For these technologies to materialize, it is necessary to individually control millions of qubits at high speeds to avoid decoherence, i.e., the loss of quantum information due to interaction with the environment. There is, however, a trade-off between scalability and programmability, i.e., qubits that can scale are difficult to control and vice-versa.  In this talk, I will discuss our efforts towards scalable control over optically addressable qubits, e.g., Rydberg atoms, color centers, and trapped ions. Spatial Light Modulators (SLMs) are optoelectronic devices that can provide programmable control over millions of spatial optical modes and thus they are suitable for scalable optical control over qubits. However, the modulation speeds of existing SLMs is less than 1 KHz which is incompatible with quantum control as decoherence can occur at the millisecond to microsecond range. I will present our efforts to realize nanophotonic-based SLMs that can operate at GHz speeds and scale to millions of pixels. I will also present a new approach to realize nanophotonic devices in existing CMOS foundry processes, e.g., TSMC or Intel, with minimal post processing for MHz speed SLMs. In addition to their use in quantum control, high speed SLMs will find applications in imaging, video holography, optical accelerators and neural networks, in-vivo imaging through scattering media, and cancer therapy, to name a few.

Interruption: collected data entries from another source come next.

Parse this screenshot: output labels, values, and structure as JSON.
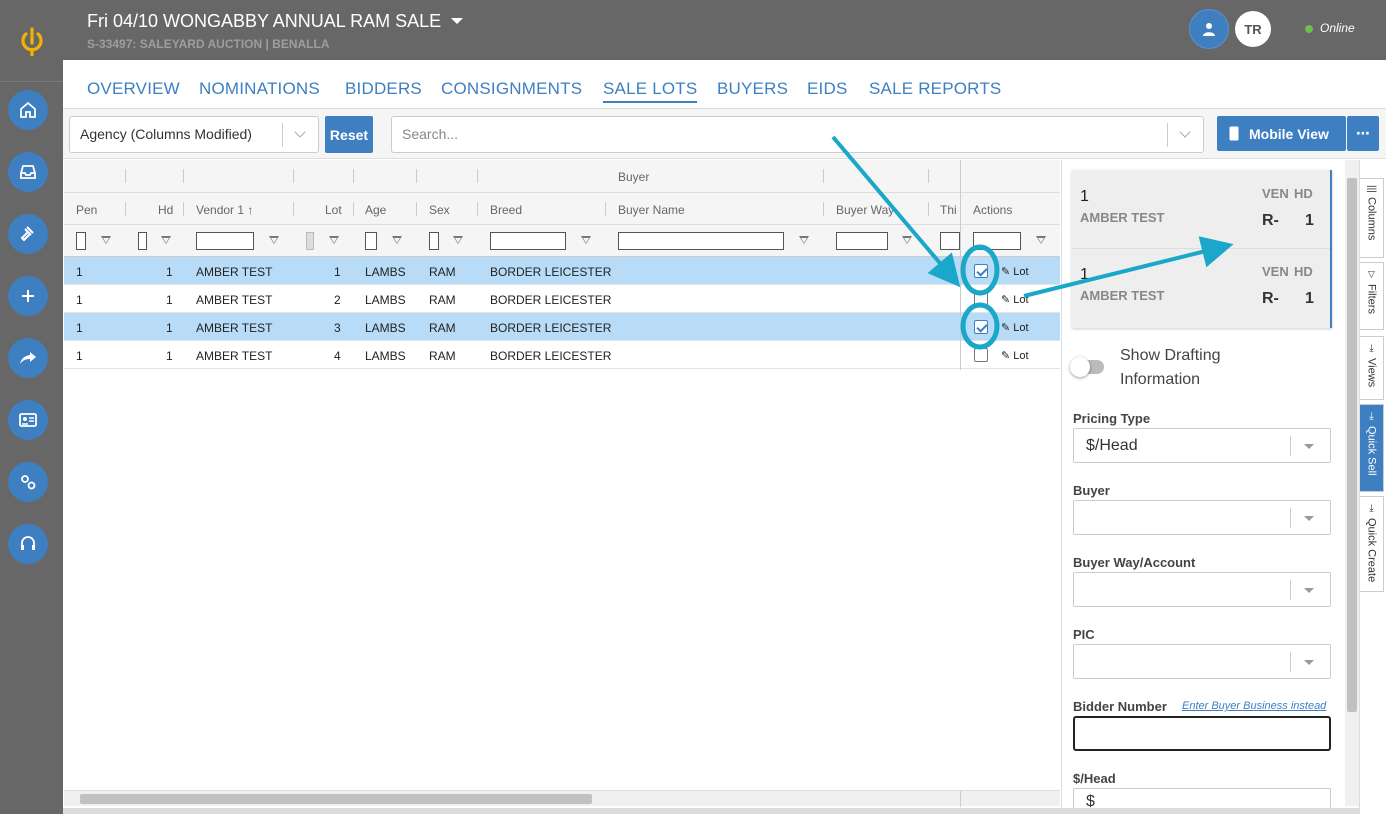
{
  "header": {
    "title": "Fri 04/10 WONGABBY ANNUAL RAM SALE",
    "subtitle": "S-33497: SALEYARD AUCTION | BENALLA",
    "avatar_initials": "TR",
    "status": "Online"
  },
  "sidebar": {
    "items": [
      {
        "icon": "home-icon"
      },
      {
        "icon": "inbox-icon"
      },
      {
        "icon": "gavel-icon"
      },
      {
        "icon": "plus-icon"
      },
      {
        "icon": "share-icon"
      },
      {
        "icon": "id-card-icon"
      },
      {
        "icon": "settings-icon"
      },
      {
        "icon": "headset-icon"
      }
    ]
  },
  "tabs": [
    {
      "label": "OVERVIEW"
    },
    {
      "label": "NOMINATIONS"
    },
    {
      "label": "BIDDERS"
    },
    {
      "label": "CONSIGNMENTS"
    },
    {
      "label": "SALE LOTS",
      "active": true
    },
    {
      "label": "BUYERS"
    },
    {
      "label": "EIDS"
    },
    {
      "label": "SALE REPORTS"
    }
  ],
  "toolbar": {
    "view_select": "Agency (Columns Modified)",
    "reset_label": "Reset",
    "search_placeholder": "Search...",
    "mobile_view_label": "Mobile View",
    "more_label": "⋯"
  },
  "grid": {
    "group_header": "Buyer",
    "columns": [
      "Pen",
      "Hd",
      "Vendor 1",
      "Lot",
      "Age",
      "Sex",
      "Breed",
      "Buyer Name",
      "Buyer Way",
      "Thi",
      "Actions"
    ],
    "sort_indicator": "↑",
    "rows": [
      {
        "pen": "1",
        "hd": "1",
        "vendor": "AMBER TEST",
        "lot": "1",
        "age": "LAMBS",
        "sex": "RAM",
        "breed": "BORDER LEICESTER",
        "checked": true,
        "action": "Lot"
      },
      {
        "pen": "1",
        "hd": "1",
        "vendor": "AMBER TEST",
        "lot": "2",
        "age": "LAMBS",
        "sex": "RAM",
        "breed": "BORDER LEICESTER",
        "checked": false,
        "action": "Lot"
      },
      {
        "pen": "1",
        "hd": "1",
        "vendor": "AMBER TEST",
        "lot": "3",
        "age": "LAMBS",
        "sex": "RAM",
        "breed": "BORDER LEICESTER",
        "checked": true,
        "action": "Lot"
      },
      {
        "pen": "1",
        "hd": "1",
        "vendor": "AMBER TEST",
        "lot": "4",
        "age": "LAMBS",
        "sex": "RAM",
        "breed": "BORDER LEICESTER",
        "checked": false,
        "action": "Lot"
      }
    ]
  },
  "quick_sell": {
    "cards": [
      {
        "num": "1",
        "name": "AMBER TEST",
        "ven_label": "VEN",
        "hd_label": "HD",
        "ven": "R-",
        "hd": "1"
      },
      {
        "num": "1",
        "name": "AMBER TEST",
        "ven_label": "VEN",
        "hd_label": "HD",
        "ven": "R-",
        "hd": "1"
      }
    ],
    "toggle_label": "Show Drafting Information",
    "pricing_type_label": "Pricing Type",
    "pricing_type_value": "$/Head",
    "buyer_label": "Buyer",
    "buyer_way_label": "Buyer Way/Account",
    "pic_label": "PIC",
    "bidder_label": "Bidder Number",
    "bidder_link": "Enter Buyer Business instead",
    "price_label": "$/Head",
    "price_prefix": "$"
  },
  "side_tabs": [
    {
      "label": "Columns"
    },
    {
      "label": "Filters"
    },
    {
      "label": "Views"
    },
    {
      "label": "Quick Sell",
      "active": true
    },
    {
      "label": "Quick Create"
    }
  ],
  "colors": {
    "accent": "#3d7fc1",
    "header_bg": "#676767",
    "selected_row": "#b8dcf7",
    "annotation": "#1aa7c9"
  }
}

Bio: Mohamed ElKabbash is a research scientist in the Quantum Photonics group at MIT. He did his PhD in Condensed Matter Physics at Case Western Reserve University (2013-2017) where he was a Case Comprehensive Cancer Center fellow, then spent two years as a postdoctoral researcher in the Institute of Optics, University of Rochester (2018-2020) before joining MIT. Mohamed's research interests span a range of topics including quantum photonics, nanophotonics, and optoelectronics.